The story, of course, included Cinderella. “The story of Cinderella has always struck me as the most incomprehensible of all the moral fables known as fairy tales,” Sondheim writes in Look, I Made a Hat. “Here is a plain, depressed slave of a girl, beaten and maltreated by her [stepfamily who] … suddenly finds herself magically transformed into a radiant, opulently dressed beauty, sought after by the Prince of the Kingdom, who three times flees the palace where she is the belle of the ball to return to the hole in a corner of the house where she is a virtual prisoner. And she can’t decide which place to choose?”

Lapine came up with a twist that makes sense: The accident of leaving her slipper behind isn’t an accident at all; Cinderella chooses to leave it there. “She knows she’s an imposter and doesn’t want willingly to mislead the Prince (and the world),” Sondheim writes. “She figures that if the Prince really cares to see her again, he’ll follow the clue she has left.” Cinderella’s big song in Into the Woods, “On the Steps of the Palace,” shows the future princess coming to the decision to leave her shoe behind. Writes Sondheim, “No one, as far as I know, has ever made this observation, and if there were no other reason to write this book, the opportunity for me to point out James’s insight would be justification enough.”
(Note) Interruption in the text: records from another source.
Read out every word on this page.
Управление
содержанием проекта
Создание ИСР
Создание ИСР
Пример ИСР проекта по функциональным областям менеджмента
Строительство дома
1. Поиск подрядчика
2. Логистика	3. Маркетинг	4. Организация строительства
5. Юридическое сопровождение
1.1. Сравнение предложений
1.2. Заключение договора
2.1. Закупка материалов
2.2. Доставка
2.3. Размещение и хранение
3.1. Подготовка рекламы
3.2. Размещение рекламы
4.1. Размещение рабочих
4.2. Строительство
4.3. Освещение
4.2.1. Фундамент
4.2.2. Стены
6. “How I Saved Roosevelt” // Assassins (1990)

This musical—with a book by John Weidman, and based on an idea by Charles Gilbert, Jr.—featured all of the 13 people who have tried (or succeeded) to kill American Presidents. “How I Saved Roosevelt” is about a 1933 assassination attempt on Franklin D. Roosevelt, which occurred in Miami; instead of hitting the President-elect, unemployed brick layer Giuseppe Zangara, who fired six rounds, hit Chicago mayor Anton Cermak, who later died from his wounds.

Sondheim painstakingly researched to write the song. “There were in fact five bystanders who claimed to take the actions described in the song, although no one deflected Zangara by pushing his arm in the air,” Sondheim writes. “He had the misfortune to be only five feet tall and had arrived too late at the arena to get a seat close to the front. Roosevelt’s speech was unusually brief, and, as he started to sit down, Zangara was hastening to shoot when the entire audience rose to its feet in applause and blocked his view, forcing him to stand on his seat, which wobbled just enough to ruin his aim. Thus Roosevelt was indeed saved.”

There was also a song about the time Teddy Roosevelt was shot, but it was cut. “The bullet would have pierced Roosevelt’s heart were it not for the steel eyeglass case and the fifty-page speech lodged in the breast pocket of his jacket,” Sondheim writes. “So one Roosevelt was saved by being long-winded and the other by being terse, a ripe opportunity for a song if I ever heard one.”